Vaccine passports would go against ‘British instinct’, says Keir Starmer
Vaccine passports for entry to pubs, bars and restaurants would go against the “British instinct”, Sir Keir Starmer has said.
In an interview with the Daily Telegraph, the Labour leader said he would only decide his party’s official stance on the scheme once he had studied detailed proposals.
“I think this is really difficult and I’m not going to pretend there’s a clear black and white, yes-no easy answer on this. It is extremely difficult,” Starmer told the paper.
“My instinct is that, as the vaccine is rolled out, as the number of hospital admissions and deaths go down, there will be a British sense that we don’t actually want to go down this road,” he said.
Starmer also rejected the Prime Minister’s suggestions that the decision over whether to enforce vaccine passports should be left up to individual pub landlords.
The Labour leader described Boris Johnson’s comments as “just wrong in principle”, though he admitted that vaccine passports for international travel are somewhat inevitable.
Starmer’s comments will come as a major boost for libertarian-minded Conservative MPs who have voiced their stiff opposition to the plans.
Desmond Swayne, member of the lockdown-sceptic Covid Recovery Group of Tory MPs, told City A.M. yesterday that vaccine passports represented “the thin end of a very thick wedge”.
“This takes us back to the debates of the early 2000’s when Labour sought to introduce ID cards, because that is exactly what the ‘passports’ will become,” he said.
Former Cabinet minister David Davis told City A.M: “Whitehall salivates over identity management.
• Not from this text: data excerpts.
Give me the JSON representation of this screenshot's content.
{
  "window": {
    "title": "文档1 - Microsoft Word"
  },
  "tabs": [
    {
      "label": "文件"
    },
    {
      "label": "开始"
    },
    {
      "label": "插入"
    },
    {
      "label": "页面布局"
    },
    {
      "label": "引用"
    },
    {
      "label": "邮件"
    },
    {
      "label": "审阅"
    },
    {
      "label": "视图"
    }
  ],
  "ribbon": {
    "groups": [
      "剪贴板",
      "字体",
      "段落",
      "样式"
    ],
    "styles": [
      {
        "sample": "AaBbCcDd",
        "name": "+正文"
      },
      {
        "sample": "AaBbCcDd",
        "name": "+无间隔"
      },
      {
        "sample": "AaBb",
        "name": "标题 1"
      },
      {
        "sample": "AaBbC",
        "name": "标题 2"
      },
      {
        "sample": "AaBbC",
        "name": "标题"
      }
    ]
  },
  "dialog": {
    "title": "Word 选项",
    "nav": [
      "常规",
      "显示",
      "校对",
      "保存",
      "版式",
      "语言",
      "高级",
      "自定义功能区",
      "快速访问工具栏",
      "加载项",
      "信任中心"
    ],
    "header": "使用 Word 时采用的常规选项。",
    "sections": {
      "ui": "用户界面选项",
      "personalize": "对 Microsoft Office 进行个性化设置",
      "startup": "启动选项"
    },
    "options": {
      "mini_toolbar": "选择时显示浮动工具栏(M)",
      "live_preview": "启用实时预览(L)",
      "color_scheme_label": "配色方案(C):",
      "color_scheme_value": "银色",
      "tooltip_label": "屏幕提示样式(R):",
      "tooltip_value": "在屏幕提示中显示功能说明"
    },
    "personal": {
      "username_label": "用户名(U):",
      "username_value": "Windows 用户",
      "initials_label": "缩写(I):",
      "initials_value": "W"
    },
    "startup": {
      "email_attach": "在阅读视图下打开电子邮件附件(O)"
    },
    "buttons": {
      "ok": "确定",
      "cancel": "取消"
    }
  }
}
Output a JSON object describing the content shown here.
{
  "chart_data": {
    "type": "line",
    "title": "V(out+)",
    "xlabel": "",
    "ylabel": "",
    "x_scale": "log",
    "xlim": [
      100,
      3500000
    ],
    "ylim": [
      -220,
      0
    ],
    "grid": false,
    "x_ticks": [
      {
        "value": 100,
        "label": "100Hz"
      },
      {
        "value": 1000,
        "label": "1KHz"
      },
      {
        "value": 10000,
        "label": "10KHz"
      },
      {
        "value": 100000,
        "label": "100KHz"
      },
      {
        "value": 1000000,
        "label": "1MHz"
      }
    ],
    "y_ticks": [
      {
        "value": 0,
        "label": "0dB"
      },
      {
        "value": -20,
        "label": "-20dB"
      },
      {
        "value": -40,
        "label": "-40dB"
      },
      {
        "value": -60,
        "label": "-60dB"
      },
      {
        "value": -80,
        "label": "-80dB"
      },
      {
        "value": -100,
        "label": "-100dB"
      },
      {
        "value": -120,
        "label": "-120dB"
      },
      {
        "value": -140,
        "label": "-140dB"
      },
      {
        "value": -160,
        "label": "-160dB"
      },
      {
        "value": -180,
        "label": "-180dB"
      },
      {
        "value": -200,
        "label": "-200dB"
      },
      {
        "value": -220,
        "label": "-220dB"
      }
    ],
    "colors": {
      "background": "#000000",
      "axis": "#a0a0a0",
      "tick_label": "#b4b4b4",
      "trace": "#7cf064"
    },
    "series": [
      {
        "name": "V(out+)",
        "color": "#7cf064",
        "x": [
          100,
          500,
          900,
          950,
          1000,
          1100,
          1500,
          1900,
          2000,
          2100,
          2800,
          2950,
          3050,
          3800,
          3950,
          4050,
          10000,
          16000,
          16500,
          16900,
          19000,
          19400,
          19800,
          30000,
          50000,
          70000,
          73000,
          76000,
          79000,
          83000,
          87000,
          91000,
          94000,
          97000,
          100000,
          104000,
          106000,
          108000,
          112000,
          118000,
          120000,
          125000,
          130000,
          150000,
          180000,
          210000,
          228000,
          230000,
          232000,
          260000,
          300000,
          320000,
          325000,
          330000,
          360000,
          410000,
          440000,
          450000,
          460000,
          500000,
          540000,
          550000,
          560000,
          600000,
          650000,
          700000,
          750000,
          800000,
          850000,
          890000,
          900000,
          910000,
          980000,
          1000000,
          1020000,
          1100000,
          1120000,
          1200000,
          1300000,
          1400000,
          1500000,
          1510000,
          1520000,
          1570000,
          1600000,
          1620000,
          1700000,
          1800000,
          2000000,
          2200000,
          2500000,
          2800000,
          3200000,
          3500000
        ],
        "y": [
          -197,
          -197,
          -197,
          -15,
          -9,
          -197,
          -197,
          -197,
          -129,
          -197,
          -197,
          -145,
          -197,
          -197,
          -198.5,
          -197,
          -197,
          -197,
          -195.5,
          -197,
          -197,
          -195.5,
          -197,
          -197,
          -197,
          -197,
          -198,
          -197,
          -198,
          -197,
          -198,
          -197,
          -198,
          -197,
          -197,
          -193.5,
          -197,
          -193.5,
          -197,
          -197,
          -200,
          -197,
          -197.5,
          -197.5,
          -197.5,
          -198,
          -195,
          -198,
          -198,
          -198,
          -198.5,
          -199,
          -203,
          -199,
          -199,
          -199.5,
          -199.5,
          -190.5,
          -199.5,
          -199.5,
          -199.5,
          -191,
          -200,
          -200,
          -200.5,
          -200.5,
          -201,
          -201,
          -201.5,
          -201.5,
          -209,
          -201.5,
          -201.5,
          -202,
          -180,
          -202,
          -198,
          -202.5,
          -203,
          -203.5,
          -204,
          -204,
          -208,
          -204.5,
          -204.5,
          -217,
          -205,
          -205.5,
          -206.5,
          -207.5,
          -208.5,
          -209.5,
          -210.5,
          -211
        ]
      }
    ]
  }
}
I don’t want Whitehall managing my identity very much, my identity belongs to me not to the state, and I don’t want them utilising my data.”
The Liberal Democrats also oppose the plans, with leader Ed Davey saying yesterday that they were “unworkable and iliberal”.
Cabinet Office minister Michael Gove is currently leading a review into the use of Covid vaccine certificates, which could see pubs and restaurants turn away patrons if they haven’t had a jab or a recent negative test.
Boris Johnson has said the results of the review will be made public on either 5 or 12 April, ahead of plans to reopen parts of the hospitality sector in two weeks’ time.